You can look at Iowa’s 89-82 victory however you want.
I guess it was concerning Iowa gave up 82 points to a team which averaged 58 points per conference game coming into the season. Between you, me, and the fence post, we knew Iowa’s defense wasn’t good. But it doesn’t have to be good. The fast pace of the game meant Iowa gave up just 1.09 points a possession, though, which is a winning number. The only game Iowa has lost with a better defense this year is to Wisconsin.
Offensively, it was incredibly impressive. Iowa was comfortable leaning on flaming hot perimeter shooting throughout much of the first half (9/19) before powering it inside during the second half against a fatigued Nittany Lion back line for 32 points in the paint. All against a top 20ish defense who gave up 89 points just one other time, against North Carolina State, in a game with 5 more possessions. In other words, it was the best offensive performance Penn State has allowed this season
You can say whatever you want about this Iowa team. I’m ready to say they’re good. Perhaps really good.
They’re currently 11th in adjusted offensive efficiency (up from 14th prior to the PSU game) and 86th in adjusted defensive efficiency (down from 82nd). In KenPom’s history (2002), 14 out of 17 teams with an offensive efficiency between 10th and 20th and a defensive efficiency between 75th and 100th have gotten into the tournament.
Iowa has shown that the progress made is not a fluke. Last year’s offensive numbers (a significant jump over Peter Jok’s senior season) are holding weight as Iowa has improved upon them. The offseason focus on the defense is proving to be true.
Finally, Iowa’s tighter rotation is allowing guys to shine – particularly Ryan Kriener and Isaiah Moss. The cavalry came in Joe Wieskamp and Connor McCaffery. They’re able to beat Big Ten teams, on the road, without their best player, Tyler Cook.

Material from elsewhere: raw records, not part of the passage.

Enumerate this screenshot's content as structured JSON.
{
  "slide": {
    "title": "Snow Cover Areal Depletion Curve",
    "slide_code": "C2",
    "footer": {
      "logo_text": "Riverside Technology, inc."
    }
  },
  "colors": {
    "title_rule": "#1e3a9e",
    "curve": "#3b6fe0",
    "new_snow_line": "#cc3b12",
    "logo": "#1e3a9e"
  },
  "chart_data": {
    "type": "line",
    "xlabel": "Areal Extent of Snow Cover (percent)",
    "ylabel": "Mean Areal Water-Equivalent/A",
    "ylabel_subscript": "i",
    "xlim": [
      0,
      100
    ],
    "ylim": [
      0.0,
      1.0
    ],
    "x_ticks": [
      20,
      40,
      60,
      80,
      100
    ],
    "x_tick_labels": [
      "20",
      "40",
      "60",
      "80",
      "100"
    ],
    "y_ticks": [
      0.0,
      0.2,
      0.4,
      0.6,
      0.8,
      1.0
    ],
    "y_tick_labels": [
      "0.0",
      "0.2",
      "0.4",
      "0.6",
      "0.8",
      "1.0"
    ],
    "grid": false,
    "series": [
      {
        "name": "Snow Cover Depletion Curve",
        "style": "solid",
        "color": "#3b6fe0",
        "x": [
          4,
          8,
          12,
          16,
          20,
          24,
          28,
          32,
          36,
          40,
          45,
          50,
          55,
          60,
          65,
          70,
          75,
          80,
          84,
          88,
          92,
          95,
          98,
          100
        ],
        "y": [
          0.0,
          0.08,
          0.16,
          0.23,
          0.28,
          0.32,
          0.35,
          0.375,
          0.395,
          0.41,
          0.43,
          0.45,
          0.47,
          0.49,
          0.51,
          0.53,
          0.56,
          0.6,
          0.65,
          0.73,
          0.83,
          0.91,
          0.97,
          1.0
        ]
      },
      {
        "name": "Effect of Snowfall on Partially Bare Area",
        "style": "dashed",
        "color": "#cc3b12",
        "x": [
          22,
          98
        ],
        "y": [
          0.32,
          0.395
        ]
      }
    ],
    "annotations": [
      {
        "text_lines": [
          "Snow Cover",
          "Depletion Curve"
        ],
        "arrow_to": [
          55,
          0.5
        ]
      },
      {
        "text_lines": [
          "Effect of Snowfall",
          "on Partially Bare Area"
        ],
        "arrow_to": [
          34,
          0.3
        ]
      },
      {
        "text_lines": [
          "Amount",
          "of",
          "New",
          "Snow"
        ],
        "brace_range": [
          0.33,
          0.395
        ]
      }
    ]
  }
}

After Sunday’s game against Illinois, the competition steps up big time. Even Illinois has proven, once again, nothing comes easy in the Big Ten. If Iowa can continue to play like they have been, there’s reason to believe this team is as good as any during Fran’s tenure.
14) Penn State Nittany Lions; 7-11 (0-7) (LT: 12)
13) Rutgers Scarlet Knights; 8-8 (1-5) (LT: 13)
12) Northwestern Wildcats; 10-7 (1-5) (LT: 11)
11) Illinois Fighting Illini; 5-12 (1-5) (LT: 14)
10) Minnesota Golden Gophers; 13-4 (3-3) (LT: 7)
9) Wisconsin Badgers; 11-6 (3-3) (LT: 6)
The main reason I am taking Power Rankings onto this blog other than having another point of record before getting hitched is an Ethan Happ rant:
If any Hawkeye shot free throws as poorly as Ethan Happ has for the last four years, it would hardly matter what else he did, he would be reviled. I do not understand how someone can be so bad for so long at free throws. He has GOTTEN WORSE. It’s literally unbelievable. And he’s #2 in KenPom rankings. WHAT THE HELL
8) Indiana Hoosiers; 12-3 (3-3) (LT: 4)
7) Ohio State Buckeyes; 12-4 (2-3) (LT: 3)
6) Nebraska Cornhuskers; 13-4 (3-3) (LT: 5)
5) Iowa Hawkeyes; 15-3 (4-3) (LT: 9)
4) Purdue Boilermakers; 11-6 (4-2) (LT: 8)
3) Maryland Terrapins; 15-3 (6-1) (LT: 10)
Sorry, I had to break my totally arbitrary rule of not moving a team more than four spots but the Big Ten’s second tier is very murky.